“much of what we do is already molded by what has been done to us”
on a larger scale, i could’ve been born at a different time, a different era; a dinosaur, maybe? we like to think whatever is happening in our lives are dictated by rationally determined choices we make, but on looking back, everyone realises that how small control you have over your choices and what you are going to do about things in your life, you like to think that the possibilities are limitless but most of them are made or chosen in the moment of contingency or some chance encounter, sometimes i wonder if our entire existence is a chain of collisions; brief, fluky, yet irreversible. all of us pretend there’s a grand order beneath it all, but maybe we’re just brushing against the walls of luck. two big stones crashing into each other and we become?
would it be okay to say that everything here is the result of some contingent choices? and if so, where does accountability breathe? in the spaces of what could’ve been and what was enforced upon us? it feels unfair to be held responsible for the ripples of a stone we never threw. yet somehow, we still wake every day carrying its weight, as if guilt is the proof of being alive. a few happenchance triggering a spree of narrowed choices to have everything as it specifically is?
utilization of one’s freedom is an illusion? who we are and what has been done to us has shaped our present circumstances is a lucrative idea to think about, to pick every little thing which hit us and point out which hit dented us in which way, but does it mean we are condemned to follow it all again? to keep flowing on our past trajectories, being born in a certain family has certain odds heightened and certain other lowered, nothing here is in your control but your life is does doing work offers you more freedom than doing nothing and calling yourself a free person? is a person not bound by anything, freer?
and do i need to create a new future every second? to choose something better for myself at every passing second and not look back? i get exhausted
why get up? why try? i roll the boulder up and it rolls back down and i ask myself; why continue? i feel like an idiot, a fool, crawling towards some salvation or certainty? i drift in the fog again and i am lost again, where am i? so i focus on my breaths, life getting in and out of my body expresses i am alive, and i am here, wherever here is. maybe this is why we create, to set our dot in the grand scheme, but does it matter? i dont think grand scheme applies on minute beings like us, its chaos, chaos everywhere, with everything, in everything, in every being. its terrifying and profound.
it feels better to just curl up at the bottom of the pit, at the abyss. not a dark valley but maybe something? flying octopuses, swimming cows, just nature, plants and flowers feel so blissful. dealing with people feels haunting and daunting, its draining the life out of me to hear breaths of them, their mumbles, their air. solitude doesn’t scare me anymore; it feels like undeceitful state of being. the noise fades, i can hear my own pulse, the soft hum of existence just existing. maybe this is what peace actually sounds like — not joy, not silence, just a steady heartbeat in a world that keeps collapsing and rebuilding itself.
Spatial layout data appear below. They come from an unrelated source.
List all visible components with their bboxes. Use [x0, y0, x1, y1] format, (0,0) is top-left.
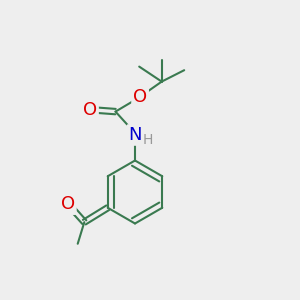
Text: N: N	[128, 126, 142, 144]
Text: O: O	[61, 195, 75, 213]
Text: O: O	[133, 88, 147, 106]
Text: H: H	[142, 134, 153, 147]
Text: O: O	[83, 101, 97, 119]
anything ever built was ever finished? people talk about something they created, but its not finished, its never gonna be finished, there always something you can add, evolve, transform about it, i dont understand how do they decide its time for a fullstop? we were thrown in here without any prior apprehension, so it makes sense to throw something by creating something of our own, maybe that’s the purpose of our existence? maybe this offers a glimmer of path to understanding ourselves, to not go insane by pure reality.
telling yourself “it is what it is” but is it what it is? is this the end of everything which could’ve been, just because it is what it is? but sartre said “freedom is what you do with what’s been done to you” we might not have the freedom to choose our contingencies but we may have the freedom to react to it. maybe we choose our life? i choose hard work so i think i can avoid the anticipatory pain, thoughts of dying unworthy, being a being of wasted life, to get sapped to death. i think past is imaginative, i cant recall most of it, but most of my fears, pain, lessons come from it, so is all of it imaginative or it just a movie i watched and learned very little from it.
i dont expect too much from life now, i travel, drink coffee, pretend to write good, i dont think i know anything, that how less i know even about the things i talk about, i dont know how i decided to put a fullstop on learning and decided to talk about it, i am curious but i am terrified that people will realise a fraud that i am, maybe its all just a lie.
and if everything truly is molded by history, by chance, by the soft persistence of time, maybe the most radical thing i can do is notice it. to witness the shaping, to breathe as it happens, and to say: yes, i am here, even if i was thrown. as i walk through the meadow i know i will one day and in due time reach the end of space where this valley disappears into the darkness of a forest, i hope that by then i have appreciated the valley so intensely that i can only welcome a change of scenery.